Accès à l’eau potable : "Contrairement à une idée reçue, la France est confrontée à des problèmes croissants", alerte un rapport parlementaire

Accès à l’eau potable : "Contrairement à une idée reçue, la France est confrontée à des problèmes croissants", alerte un rapport parlementaire

42 propositions pour lutter contre les polluants éternels (PFAS) ou revoir le financement de l’eau…

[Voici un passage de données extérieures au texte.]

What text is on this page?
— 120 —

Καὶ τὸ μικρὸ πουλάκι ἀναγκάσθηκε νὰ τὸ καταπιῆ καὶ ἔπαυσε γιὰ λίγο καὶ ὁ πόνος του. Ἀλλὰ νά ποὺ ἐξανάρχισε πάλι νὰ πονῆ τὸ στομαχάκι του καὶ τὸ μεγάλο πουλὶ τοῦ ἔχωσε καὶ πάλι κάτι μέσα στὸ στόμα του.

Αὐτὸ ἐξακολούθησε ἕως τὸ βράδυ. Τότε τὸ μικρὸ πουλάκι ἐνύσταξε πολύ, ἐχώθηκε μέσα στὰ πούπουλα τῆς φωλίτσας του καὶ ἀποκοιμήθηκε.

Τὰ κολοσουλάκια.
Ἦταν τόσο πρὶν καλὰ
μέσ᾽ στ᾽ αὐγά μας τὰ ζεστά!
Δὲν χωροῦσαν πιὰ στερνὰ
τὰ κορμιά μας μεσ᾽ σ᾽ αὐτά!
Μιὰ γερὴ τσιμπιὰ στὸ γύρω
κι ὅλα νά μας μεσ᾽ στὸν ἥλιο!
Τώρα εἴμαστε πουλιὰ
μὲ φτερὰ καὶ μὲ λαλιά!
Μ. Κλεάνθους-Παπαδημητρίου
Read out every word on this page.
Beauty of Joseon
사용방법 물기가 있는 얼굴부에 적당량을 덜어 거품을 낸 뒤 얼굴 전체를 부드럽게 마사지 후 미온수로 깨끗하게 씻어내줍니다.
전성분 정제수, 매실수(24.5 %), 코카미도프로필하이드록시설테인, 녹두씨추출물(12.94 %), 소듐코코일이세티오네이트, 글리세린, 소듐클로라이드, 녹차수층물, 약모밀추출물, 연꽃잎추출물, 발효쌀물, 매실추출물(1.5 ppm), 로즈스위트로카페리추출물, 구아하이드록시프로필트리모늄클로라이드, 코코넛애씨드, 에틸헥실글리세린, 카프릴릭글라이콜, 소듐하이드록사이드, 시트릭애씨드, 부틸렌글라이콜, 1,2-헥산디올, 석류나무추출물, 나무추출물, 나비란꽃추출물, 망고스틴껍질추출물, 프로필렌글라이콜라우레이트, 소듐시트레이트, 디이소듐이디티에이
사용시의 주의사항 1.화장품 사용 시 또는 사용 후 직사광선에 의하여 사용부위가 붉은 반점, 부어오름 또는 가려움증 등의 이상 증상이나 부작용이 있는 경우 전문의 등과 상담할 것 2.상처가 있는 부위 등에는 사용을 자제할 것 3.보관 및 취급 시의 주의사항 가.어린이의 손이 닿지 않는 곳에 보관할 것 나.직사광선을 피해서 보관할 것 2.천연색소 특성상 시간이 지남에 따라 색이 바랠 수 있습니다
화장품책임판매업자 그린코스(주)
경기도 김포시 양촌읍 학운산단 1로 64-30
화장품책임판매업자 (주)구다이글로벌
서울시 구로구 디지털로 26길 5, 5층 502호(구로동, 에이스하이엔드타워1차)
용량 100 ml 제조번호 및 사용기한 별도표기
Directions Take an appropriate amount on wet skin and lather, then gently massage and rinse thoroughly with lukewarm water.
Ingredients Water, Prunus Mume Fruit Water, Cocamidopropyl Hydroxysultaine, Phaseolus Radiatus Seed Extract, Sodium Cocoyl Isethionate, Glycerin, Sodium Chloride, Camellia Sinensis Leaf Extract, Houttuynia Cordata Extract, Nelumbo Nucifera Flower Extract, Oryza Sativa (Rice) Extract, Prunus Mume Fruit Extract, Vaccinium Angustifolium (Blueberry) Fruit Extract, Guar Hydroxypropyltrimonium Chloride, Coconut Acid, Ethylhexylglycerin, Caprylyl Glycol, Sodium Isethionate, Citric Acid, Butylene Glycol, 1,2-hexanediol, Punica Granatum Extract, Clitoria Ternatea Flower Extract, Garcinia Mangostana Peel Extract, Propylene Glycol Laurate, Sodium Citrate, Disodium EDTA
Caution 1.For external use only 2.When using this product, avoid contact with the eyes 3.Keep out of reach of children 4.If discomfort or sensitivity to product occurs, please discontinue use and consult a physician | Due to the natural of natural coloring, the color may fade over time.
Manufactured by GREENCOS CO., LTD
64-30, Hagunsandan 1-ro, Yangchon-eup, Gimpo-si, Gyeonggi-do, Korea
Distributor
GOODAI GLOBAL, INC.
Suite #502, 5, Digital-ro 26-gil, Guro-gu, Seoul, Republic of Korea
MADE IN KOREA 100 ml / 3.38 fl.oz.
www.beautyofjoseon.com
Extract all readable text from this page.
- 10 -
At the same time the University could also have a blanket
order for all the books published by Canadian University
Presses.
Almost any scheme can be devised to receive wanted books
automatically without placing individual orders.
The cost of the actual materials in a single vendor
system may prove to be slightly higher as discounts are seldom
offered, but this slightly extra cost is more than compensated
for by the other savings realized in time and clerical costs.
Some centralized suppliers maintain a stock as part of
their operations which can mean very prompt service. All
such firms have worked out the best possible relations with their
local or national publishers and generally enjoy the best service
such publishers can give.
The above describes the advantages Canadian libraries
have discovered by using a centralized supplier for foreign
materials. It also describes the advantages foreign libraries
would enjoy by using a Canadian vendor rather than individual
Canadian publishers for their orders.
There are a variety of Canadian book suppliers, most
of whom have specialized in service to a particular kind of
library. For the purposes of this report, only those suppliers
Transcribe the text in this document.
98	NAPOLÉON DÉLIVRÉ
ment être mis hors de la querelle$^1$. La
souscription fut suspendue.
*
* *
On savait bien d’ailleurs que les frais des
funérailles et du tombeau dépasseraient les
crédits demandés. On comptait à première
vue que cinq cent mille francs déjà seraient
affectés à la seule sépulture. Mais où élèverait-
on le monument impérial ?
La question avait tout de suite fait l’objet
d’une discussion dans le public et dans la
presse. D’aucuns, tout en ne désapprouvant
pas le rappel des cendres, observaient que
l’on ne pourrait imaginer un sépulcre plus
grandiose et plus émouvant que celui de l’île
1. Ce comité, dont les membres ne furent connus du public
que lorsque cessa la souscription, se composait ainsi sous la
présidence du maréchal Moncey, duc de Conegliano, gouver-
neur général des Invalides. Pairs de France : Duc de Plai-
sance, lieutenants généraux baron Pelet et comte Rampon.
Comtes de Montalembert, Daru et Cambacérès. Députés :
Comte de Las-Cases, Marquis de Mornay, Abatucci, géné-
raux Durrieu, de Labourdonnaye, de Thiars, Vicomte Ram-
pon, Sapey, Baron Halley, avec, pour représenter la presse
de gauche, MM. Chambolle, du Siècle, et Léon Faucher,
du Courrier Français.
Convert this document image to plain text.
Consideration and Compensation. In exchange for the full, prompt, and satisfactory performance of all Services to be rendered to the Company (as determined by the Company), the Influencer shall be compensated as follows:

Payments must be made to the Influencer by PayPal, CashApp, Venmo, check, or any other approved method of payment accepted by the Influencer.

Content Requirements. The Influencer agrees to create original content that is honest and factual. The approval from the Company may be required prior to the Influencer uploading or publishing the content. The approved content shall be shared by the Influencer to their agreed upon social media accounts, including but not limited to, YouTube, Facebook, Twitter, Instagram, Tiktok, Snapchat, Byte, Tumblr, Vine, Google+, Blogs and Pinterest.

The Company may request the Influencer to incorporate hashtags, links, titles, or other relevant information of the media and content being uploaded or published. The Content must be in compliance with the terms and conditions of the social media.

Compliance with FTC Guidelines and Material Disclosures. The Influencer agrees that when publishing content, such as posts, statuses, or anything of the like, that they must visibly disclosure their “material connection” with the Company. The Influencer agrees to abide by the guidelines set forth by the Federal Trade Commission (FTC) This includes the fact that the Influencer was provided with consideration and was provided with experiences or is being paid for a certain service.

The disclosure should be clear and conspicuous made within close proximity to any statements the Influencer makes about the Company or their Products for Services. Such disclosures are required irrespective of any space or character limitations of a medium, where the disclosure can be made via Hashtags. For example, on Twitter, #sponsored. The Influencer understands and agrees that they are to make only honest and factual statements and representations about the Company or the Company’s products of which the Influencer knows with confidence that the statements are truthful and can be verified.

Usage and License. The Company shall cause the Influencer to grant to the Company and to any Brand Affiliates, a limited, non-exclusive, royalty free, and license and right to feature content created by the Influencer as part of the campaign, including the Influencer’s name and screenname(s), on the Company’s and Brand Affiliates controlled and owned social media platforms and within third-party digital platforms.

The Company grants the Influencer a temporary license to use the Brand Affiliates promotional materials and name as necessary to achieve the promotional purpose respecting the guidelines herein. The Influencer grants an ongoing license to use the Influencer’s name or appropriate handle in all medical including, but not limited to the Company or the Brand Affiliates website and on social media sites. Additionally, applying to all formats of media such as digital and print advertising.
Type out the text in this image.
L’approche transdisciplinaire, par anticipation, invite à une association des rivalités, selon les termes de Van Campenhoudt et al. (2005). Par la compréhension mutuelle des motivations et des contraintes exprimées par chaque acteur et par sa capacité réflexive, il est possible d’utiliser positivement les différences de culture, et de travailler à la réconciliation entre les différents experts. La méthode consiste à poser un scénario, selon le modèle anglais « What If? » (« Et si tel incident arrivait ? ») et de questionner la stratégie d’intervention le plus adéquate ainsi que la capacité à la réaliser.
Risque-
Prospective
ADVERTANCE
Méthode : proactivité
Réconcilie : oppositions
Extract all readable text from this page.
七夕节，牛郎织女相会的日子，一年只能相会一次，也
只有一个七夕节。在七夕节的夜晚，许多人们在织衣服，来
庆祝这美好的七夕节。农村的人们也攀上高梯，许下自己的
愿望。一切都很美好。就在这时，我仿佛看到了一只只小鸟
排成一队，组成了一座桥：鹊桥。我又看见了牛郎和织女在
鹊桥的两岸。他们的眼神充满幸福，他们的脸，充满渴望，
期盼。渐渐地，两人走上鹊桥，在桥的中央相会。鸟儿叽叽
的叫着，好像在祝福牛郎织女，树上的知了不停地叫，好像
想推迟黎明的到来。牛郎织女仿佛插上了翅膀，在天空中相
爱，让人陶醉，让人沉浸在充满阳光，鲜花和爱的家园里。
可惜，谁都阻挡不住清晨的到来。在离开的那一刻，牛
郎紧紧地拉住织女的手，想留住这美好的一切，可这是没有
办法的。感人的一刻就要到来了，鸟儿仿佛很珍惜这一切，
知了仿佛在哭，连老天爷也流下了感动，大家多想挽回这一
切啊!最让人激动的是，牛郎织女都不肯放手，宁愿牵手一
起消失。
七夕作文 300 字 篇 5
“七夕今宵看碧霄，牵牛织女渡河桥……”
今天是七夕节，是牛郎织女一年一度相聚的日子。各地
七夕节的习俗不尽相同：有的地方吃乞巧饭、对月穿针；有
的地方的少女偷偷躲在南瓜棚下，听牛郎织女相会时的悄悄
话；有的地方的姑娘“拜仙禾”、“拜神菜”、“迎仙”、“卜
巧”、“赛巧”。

Un rapport parlementaire vient d’être remis à la délégation aux collectivités de l’Assemblée nationale. Dans ce rapport, les députés Jean-Michel Brard (Horizons) et Gabriel Amard (LFI) dressent un premier bilan de la mise en œuvre par les collectivités de la directive européenne de 2020 relative à la "qualité des eaux destinées à la consommation humaine", transposée en droit français en 2022. Ce texte européen introduit de nouvelles exigences de qualité, notamment en matière de PFAS, et instaure l’obligation pour les communes d’établir un "diagnostic territorial" identifiant les populations dépourvues d’accès suffisant à l’eau potable ou qui en sont privées, pour mettre en œuvre des mesures correctrices.

Problème : faute de communication et d’accompagnement de l’Etat, l’immense majorité des 7 600 collectivités et groupements compétents n’ont pas réalisé ce diagnostic territorial. Le rapport propose d’élaborer un guide méthodologique et de reporter de deux ans l’échéance, initialement prévue au 1er janvier 2025.

Les députés préconisent aussi une politique ambitieuse de lutte contre les PFAS par le biais d’un "grand plan de recherche national" et le développement des solutions de rechange aux PFAS "pour les produits correspondant à des usages jugés essentiels, notamment les médicaments".

Ils appellent plus largement à repenser la politique de l’eau en matière de financement ou de gouvernance, avec la création d’un haut-commissariat à l’eau sous l’autorité du premier ministre.

Pour rénover et investir massivement dans les infrastructures d’acheminement et de traitement de l’eau, ils proposent une contribution minimale "des usages agricoles" ainsi que la création d’une redevance "applicable à toute personne qui importe, commercialise ou distribue des produits industriels contenant des molécules considérées comme des sources de pollutions persistantes".

"Contrairement à une idée reçue, la France est bien confrontée à des problèmes croissants d’accès à l’eau potable", estime le rapport, notamment pour les personnes sans abri ou en difficulté financière, mais aussi pour 88 % du territoire hexagonal qui pourrait se retrouver, en 2050, en situation de tension l’été.